D. MANFAAT PENELITIAN
Manfaat dilakukannya penelitian ini antara lain :
1. Memberikan informasi mengenai kondisi usaha industri gula merah tebu yang saat ini dilakukan oleh masyarakat di Kecamatan Kebonsari, Kabupaten Madiun.

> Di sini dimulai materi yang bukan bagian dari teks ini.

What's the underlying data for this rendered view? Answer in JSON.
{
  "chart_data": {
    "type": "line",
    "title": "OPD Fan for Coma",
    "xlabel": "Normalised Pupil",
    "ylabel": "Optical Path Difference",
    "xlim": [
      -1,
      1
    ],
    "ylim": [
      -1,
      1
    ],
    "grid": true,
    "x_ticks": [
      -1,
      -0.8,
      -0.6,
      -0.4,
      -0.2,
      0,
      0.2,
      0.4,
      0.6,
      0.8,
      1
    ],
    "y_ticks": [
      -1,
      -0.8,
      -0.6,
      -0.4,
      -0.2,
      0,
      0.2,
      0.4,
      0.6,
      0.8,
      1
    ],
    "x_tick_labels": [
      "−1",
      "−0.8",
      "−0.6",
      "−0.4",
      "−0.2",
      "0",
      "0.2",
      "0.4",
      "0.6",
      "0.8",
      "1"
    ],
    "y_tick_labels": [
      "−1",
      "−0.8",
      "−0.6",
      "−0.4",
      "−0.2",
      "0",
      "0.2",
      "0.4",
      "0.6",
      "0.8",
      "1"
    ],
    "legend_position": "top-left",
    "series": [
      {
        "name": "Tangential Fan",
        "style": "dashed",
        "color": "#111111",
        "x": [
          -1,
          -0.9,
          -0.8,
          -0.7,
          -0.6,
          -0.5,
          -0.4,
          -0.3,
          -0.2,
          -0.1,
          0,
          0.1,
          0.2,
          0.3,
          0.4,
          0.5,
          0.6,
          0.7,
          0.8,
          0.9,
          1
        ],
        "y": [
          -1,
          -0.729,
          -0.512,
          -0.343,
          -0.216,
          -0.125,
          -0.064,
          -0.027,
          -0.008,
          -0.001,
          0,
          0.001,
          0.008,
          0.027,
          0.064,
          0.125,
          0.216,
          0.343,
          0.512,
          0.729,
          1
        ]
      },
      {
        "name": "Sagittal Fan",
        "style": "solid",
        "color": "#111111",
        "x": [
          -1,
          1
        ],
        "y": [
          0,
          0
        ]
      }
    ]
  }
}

2. Melakukan perbaikan tata letak dan fasilitas pabrik gula merah tebu yang diharapkan akan memperbaiki mutu dan kualitas gula merah yang dihasilkan. 3. Mengidentifikasi berbagai permasalahan dalam industri gula merah tebu serta
memberikan rekomendasi yang diharapkan mampu menyelesaikan permasalahan tersebut.
(17)
II.
TINJAUAN PUSTAKA
A. INDUSTRI KECIL
Menurut Undang-Undang No 9 Tahun 1995 tentang Usaha Kecil, definisi industri kecil adalah kegiatan ekonomi yang dilakukan oleh perseorangan atau rumah-tangga maupun suatu badan, bertujuan untuk memproduksi barang ataupun jasa untuk diperniagakan secara komersial, yang mempunyai kekayaan bersih paling banyak Rp 200 juta, dan mempunyai nilai penjualan per tahun sebesar Rp 1 milyar atau kurang.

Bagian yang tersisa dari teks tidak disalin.